Categories: Business

Washed Ashore Project

ANGELA HASELTINE POZZI grew up in Portland and spent summers in coastal Bandon at her grandparents’ house. The beach became her peace of mind, so when she lost her husband in 2007 to a brain tumor and “everything turned upside down,” she left Portland for this childhood sanctuary.

photo by Patricia Davidson

Pozzi sought healing and a new start. One day she saw a long line of plastic trash along the beach and thought, “What is happening to our ocean?” She saw people collecting agates in the distance and wondered why they weren’t picking up garbage instead.

As an artist and teacher, Pozzi had used recycled items for art before. She developed a simple, but ambitious idea—if she could pick up the garbage on the beaches to repurpose it as art, maybe she could help to save the oceans, and, perhaps, herself.

In 2010, she launched the Artula Institute for Arts and Environmental Education in Bandon with a mission to teach environmental issues through art, while calling attention to the giant flotilla of plastic pollution in our oceans. The nonprofit’s focus is the Washed Ashore Project, where the aim is to clean up the beaches and recycle the garbage for sculpture.
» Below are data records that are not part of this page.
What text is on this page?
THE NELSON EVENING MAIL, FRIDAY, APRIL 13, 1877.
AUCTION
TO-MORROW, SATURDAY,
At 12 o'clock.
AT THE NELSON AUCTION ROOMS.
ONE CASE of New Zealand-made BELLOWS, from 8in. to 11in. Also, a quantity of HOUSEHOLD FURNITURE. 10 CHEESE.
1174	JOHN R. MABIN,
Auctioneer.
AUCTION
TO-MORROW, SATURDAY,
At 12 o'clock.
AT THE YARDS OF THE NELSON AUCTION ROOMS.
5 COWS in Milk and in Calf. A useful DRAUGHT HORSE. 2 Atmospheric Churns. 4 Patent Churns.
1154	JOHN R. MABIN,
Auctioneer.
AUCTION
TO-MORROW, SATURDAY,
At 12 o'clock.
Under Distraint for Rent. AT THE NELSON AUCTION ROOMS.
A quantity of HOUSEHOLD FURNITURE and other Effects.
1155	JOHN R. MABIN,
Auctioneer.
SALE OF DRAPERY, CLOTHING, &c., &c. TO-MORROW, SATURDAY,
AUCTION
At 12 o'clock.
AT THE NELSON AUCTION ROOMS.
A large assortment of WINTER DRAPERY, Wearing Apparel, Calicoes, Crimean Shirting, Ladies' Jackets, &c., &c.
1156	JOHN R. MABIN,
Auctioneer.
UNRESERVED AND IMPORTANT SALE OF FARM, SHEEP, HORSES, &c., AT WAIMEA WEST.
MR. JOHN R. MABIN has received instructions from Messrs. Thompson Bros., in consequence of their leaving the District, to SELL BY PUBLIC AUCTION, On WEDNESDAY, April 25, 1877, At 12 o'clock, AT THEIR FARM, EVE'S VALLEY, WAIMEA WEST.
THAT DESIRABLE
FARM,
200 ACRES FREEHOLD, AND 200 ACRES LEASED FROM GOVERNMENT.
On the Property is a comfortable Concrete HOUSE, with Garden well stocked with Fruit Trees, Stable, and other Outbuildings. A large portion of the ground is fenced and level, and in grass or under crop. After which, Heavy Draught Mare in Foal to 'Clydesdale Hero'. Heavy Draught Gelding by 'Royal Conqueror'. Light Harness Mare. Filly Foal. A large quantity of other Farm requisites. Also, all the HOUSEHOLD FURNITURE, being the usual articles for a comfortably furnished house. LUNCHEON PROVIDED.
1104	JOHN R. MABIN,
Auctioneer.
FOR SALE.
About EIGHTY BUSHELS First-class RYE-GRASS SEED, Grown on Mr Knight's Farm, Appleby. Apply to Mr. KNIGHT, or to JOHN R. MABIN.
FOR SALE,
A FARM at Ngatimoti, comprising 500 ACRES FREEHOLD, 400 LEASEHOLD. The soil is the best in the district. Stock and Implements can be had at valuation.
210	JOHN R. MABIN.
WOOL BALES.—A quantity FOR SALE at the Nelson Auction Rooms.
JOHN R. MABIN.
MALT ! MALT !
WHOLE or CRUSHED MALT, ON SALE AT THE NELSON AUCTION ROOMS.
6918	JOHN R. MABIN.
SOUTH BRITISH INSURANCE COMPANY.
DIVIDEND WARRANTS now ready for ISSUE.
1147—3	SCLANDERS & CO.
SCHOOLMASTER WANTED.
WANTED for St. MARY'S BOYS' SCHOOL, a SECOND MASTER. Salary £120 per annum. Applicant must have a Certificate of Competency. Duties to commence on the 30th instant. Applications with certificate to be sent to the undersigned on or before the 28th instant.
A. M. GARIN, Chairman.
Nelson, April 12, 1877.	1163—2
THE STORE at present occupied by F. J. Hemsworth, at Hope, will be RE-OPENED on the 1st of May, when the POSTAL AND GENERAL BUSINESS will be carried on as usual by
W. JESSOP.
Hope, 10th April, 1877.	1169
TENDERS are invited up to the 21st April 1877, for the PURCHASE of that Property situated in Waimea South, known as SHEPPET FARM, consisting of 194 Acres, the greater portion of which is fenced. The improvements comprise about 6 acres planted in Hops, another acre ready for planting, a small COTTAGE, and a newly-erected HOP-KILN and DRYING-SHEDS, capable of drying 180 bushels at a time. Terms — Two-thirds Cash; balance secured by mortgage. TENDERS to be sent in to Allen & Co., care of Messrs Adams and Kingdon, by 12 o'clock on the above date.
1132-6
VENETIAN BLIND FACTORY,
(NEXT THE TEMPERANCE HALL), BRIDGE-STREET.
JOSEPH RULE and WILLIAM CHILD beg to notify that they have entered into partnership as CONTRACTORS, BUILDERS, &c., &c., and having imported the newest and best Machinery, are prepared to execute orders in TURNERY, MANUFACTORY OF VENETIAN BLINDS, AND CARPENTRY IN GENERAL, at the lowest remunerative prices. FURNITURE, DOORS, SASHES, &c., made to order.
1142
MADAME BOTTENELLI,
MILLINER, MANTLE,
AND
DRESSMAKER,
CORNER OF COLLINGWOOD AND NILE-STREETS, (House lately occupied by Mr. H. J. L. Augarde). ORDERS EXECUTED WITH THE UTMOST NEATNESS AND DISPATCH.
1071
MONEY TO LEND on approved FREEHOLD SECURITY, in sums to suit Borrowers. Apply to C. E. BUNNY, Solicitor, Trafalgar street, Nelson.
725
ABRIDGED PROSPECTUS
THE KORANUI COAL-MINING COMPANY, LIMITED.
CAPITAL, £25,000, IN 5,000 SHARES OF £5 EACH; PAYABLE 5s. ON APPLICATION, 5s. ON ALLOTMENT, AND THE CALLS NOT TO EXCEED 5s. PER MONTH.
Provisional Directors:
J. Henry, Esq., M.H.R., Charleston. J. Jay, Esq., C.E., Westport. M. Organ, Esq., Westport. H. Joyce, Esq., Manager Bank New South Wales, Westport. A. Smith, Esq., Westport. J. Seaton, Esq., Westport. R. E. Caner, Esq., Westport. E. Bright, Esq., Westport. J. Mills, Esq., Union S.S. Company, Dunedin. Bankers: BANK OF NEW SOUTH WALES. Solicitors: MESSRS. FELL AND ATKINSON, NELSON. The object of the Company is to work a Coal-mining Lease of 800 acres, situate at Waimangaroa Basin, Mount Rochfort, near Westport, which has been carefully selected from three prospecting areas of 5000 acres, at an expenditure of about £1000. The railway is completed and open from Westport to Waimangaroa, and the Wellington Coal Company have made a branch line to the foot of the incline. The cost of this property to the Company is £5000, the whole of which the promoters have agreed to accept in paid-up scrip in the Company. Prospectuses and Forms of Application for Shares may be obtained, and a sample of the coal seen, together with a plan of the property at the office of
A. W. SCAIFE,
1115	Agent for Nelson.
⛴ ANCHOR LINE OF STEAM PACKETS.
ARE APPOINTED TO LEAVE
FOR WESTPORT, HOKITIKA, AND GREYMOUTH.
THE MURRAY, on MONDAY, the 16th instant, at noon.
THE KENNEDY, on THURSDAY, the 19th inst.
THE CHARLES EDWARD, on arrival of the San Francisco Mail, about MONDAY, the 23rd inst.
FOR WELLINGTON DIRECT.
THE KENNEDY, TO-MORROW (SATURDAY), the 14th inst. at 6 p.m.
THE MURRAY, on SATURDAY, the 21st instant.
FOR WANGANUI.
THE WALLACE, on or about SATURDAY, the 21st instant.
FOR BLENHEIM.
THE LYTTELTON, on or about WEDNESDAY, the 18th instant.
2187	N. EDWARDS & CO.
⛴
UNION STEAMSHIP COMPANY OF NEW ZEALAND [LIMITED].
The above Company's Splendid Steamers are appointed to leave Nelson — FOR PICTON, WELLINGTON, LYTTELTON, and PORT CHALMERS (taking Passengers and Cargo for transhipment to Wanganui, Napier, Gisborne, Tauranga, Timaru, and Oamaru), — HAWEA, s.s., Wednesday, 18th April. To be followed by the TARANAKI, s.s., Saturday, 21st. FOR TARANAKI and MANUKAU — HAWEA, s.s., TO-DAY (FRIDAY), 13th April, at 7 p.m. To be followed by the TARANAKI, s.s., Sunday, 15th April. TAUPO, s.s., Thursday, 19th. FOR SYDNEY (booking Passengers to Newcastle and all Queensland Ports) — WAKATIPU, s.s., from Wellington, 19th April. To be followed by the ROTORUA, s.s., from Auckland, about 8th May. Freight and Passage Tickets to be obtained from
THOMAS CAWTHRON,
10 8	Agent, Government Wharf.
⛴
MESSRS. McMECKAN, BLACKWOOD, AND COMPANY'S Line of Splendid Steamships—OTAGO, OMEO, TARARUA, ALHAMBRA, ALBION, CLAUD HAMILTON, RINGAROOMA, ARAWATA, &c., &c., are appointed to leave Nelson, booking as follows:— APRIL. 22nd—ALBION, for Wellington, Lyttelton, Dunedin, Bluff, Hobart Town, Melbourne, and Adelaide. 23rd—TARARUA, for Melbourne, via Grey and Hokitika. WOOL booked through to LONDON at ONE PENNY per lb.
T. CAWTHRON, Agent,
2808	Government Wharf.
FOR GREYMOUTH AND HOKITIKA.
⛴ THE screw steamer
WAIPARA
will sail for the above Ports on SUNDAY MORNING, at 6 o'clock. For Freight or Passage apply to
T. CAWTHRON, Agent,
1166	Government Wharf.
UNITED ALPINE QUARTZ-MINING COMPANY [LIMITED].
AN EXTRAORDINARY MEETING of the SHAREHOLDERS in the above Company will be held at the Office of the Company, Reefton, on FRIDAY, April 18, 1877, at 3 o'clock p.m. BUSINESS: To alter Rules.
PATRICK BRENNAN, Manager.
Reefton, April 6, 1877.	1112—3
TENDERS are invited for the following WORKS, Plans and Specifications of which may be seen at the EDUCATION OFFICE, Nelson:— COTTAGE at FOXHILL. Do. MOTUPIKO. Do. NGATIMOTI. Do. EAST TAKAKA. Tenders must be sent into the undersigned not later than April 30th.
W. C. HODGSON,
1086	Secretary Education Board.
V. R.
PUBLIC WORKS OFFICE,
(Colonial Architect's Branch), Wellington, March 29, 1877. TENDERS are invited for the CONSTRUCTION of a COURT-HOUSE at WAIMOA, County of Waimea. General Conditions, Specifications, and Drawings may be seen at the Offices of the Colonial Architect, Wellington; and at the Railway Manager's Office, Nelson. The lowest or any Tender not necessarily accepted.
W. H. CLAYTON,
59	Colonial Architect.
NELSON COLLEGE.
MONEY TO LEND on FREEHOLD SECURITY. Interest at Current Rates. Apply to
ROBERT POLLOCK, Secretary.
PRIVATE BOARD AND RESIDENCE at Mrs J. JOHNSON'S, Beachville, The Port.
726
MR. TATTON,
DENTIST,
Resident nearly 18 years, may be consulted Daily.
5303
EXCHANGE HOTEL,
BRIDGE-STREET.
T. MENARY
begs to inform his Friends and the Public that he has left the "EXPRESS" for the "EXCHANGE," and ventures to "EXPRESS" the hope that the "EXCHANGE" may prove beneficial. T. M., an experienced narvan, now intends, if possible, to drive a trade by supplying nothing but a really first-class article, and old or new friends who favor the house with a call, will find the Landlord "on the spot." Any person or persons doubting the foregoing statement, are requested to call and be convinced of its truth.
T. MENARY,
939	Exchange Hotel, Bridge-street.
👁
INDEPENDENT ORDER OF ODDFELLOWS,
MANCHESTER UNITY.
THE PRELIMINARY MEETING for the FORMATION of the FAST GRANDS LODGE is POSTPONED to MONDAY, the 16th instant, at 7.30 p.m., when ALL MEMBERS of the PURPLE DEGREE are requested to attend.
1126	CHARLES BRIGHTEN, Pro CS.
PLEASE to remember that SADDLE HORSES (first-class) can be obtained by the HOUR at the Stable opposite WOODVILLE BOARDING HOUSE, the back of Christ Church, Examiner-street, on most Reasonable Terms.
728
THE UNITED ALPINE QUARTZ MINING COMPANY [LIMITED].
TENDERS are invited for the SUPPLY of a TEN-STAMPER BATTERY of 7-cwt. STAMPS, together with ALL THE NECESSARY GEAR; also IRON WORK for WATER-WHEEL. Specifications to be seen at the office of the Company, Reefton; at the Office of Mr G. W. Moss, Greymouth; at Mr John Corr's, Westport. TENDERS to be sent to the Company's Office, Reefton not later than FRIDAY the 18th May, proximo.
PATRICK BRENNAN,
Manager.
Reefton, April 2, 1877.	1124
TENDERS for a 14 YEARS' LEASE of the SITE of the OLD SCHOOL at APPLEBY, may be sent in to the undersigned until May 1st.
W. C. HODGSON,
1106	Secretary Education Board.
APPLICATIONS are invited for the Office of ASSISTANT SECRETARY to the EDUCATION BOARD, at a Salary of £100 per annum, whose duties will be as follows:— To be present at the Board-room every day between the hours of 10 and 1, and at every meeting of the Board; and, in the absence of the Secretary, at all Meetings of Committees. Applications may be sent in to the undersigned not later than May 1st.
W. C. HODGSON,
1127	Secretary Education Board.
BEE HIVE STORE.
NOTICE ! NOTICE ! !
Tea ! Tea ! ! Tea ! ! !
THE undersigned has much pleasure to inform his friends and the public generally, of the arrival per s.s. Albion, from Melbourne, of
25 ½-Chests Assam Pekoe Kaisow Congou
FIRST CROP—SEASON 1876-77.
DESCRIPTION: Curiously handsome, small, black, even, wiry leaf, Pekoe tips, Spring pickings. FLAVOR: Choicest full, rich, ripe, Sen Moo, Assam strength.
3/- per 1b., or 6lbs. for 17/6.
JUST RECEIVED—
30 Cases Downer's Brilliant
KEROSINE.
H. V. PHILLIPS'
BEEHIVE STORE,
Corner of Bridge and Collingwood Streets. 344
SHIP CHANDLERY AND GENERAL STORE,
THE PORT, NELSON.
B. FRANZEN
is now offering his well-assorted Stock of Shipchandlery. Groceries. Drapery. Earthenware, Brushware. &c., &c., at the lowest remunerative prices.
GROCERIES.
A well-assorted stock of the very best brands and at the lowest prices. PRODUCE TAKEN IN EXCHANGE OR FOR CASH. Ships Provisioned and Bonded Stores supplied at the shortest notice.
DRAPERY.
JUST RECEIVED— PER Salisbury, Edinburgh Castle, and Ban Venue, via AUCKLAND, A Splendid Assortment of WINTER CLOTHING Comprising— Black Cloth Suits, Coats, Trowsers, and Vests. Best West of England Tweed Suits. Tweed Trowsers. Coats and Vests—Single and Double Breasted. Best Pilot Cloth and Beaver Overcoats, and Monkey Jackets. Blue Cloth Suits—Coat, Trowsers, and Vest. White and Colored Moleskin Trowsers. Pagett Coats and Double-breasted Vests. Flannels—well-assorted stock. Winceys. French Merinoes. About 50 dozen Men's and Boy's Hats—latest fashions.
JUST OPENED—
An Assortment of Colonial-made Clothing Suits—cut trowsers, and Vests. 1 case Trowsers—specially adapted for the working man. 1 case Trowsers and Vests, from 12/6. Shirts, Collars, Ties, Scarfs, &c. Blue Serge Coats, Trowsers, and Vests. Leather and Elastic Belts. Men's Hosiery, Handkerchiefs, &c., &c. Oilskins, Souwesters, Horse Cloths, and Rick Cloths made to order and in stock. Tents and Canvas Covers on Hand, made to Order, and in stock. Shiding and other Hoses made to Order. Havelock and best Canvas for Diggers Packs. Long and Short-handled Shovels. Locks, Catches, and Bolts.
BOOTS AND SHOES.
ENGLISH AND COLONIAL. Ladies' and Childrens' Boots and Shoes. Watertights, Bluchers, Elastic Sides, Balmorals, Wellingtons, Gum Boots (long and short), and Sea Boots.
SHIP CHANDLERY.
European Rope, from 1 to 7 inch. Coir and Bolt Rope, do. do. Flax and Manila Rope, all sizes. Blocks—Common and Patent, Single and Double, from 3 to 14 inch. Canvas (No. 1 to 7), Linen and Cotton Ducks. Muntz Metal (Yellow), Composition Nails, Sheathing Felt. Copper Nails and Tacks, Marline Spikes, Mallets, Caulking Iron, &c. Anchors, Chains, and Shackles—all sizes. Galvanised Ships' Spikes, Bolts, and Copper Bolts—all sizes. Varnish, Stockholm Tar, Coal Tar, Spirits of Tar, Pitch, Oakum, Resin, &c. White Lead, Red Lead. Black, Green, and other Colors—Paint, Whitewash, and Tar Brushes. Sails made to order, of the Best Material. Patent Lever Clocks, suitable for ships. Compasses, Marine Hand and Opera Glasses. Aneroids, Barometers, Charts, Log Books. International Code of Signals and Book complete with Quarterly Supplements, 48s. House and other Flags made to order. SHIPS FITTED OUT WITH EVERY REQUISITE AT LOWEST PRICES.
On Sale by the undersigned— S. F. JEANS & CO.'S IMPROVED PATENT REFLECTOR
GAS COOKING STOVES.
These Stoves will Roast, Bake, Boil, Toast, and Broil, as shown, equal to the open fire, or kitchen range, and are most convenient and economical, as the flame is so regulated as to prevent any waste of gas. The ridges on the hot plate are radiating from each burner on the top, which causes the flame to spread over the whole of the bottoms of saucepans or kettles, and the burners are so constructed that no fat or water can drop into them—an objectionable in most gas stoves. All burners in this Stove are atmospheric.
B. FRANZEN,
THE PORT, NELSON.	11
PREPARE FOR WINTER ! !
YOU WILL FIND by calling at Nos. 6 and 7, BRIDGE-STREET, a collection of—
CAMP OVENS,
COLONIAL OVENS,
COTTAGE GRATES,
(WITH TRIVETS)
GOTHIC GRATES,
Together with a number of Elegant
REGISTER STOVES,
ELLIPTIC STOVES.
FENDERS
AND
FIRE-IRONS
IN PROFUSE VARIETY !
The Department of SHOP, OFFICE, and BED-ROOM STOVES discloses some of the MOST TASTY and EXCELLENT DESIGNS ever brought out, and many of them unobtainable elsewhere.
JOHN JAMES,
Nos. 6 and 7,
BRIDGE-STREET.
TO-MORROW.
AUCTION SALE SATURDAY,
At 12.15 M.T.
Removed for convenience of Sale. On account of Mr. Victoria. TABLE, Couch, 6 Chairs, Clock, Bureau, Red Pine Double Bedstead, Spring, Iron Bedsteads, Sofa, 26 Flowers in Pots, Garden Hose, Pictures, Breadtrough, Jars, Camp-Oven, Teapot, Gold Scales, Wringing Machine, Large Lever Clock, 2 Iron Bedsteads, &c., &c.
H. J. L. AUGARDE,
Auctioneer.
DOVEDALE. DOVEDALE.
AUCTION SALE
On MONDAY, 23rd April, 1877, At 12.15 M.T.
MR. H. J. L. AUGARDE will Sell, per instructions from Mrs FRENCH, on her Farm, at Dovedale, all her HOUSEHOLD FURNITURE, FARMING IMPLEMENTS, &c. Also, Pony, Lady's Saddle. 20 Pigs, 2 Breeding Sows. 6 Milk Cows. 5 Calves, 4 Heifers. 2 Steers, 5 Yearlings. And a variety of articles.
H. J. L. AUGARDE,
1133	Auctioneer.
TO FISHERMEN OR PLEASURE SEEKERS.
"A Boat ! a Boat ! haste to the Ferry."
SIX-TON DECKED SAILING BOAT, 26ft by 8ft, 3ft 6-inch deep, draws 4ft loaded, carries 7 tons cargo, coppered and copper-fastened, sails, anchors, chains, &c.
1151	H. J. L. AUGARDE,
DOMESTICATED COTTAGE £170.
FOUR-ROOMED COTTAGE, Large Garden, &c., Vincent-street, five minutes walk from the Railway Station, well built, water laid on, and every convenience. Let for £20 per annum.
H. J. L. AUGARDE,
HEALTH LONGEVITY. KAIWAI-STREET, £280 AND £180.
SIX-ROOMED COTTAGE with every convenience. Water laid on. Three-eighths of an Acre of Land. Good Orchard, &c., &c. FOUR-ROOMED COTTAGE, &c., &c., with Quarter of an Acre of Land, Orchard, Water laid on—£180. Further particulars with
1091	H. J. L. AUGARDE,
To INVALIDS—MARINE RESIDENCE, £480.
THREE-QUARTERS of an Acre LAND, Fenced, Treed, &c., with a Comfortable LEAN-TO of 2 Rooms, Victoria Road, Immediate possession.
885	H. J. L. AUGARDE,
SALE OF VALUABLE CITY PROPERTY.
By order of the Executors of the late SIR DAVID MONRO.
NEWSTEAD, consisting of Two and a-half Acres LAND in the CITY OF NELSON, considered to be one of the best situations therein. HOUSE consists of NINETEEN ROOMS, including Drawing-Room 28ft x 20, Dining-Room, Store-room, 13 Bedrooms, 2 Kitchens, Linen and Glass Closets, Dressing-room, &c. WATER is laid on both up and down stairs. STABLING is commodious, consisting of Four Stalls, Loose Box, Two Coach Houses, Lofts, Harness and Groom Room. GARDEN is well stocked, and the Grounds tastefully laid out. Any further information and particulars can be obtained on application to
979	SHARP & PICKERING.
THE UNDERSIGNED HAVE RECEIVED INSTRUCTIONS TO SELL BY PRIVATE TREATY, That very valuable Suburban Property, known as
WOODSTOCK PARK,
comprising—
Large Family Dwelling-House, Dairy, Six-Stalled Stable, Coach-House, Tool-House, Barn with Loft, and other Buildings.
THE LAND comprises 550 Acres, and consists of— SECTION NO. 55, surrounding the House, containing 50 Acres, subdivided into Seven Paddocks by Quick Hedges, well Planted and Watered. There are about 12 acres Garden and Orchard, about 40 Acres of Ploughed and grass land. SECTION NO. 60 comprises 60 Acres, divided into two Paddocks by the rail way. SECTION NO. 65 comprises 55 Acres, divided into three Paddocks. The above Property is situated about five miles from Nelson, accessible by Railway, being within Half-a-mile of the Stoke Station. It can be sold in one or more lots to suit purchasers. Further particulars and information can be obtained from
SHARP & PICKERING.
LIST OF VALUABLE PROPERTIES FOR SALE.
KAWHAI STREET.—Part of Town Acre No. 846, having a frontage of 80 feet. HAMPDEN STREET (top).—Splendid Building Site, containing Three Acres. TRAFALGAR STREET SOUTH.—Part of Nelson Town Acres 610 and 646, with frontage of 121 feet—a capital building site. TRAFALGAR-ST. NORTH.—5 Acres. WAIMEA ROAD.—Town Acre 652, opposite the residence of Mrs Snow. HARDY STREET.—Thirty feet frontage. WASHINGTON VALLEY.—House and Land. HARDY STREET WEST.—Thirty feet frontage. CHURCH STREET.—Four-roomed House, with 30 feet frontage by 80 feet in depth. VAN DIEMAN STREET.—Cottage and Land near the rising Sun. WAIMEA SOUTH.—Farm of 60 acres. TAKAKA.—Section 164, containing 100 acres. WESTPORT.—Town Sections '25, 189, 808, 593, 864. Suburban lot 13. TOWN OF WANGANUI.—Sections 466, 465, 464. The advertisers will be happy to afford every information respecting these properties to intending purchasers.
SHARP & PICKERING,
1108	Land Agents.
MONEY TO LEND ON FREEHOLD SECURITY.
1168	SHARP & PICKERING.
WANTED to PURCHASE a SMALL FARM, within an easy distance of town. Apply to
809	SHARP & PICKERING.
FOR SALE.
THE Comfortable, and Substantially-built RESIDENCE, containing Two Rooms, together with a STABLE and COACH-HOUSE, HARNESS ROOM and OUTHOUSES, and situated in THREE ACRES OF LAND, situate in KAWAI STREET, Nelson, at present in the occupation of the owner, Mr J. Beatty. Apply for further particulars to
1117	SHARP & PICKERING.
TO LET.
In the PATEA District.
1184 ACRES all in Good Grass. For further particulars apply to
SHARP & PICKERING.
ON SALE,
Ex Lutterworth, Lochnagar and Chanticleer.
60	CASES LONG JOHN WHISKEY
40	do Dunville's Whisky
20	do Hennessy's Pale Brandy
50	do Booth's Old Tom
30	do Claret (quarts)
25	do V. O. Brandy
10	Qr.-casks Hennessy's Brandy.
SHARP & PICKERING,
In the five years since Washed Ashore’s inception, Pozzi, her staff, and volunteer members have built more than sixty sculptures from sixteen tons of garbage collected from Oregon beaches. Scenes depict the sea life most affected by ocean debris, including an 8-foot seal, a 10-foot-long sea turtle, a Styrofoam coral reef and a walk-through replica of an ocean gyre. The organization offers workshops and has developed a traveling art exhibit to raise national awareness about oceanic pollution. The exhibit has traveled to aquariums, zoos, museums and science centers around the country. SeaWorld commissioned a twelve-sculpture exhibit, four of which will be on display in Orlando, San Diego and San Antonio parks until September.

After the debris arrives—sometimes by the truckload—it is rinsed, soaked, washed, scrubbed, sorted and tested before it can be used in the assembly process. About 95 percent of the waste that comes in is useable. Anything they can’t use is recycled, and toxic materials are given to the proper authorities.

Pozzi hopes people will grasp what their habits— such as not recycling—are doing to the oceans. “When you see bite marks [in the plastic] from fish,” she said, “you can’t argue with that.”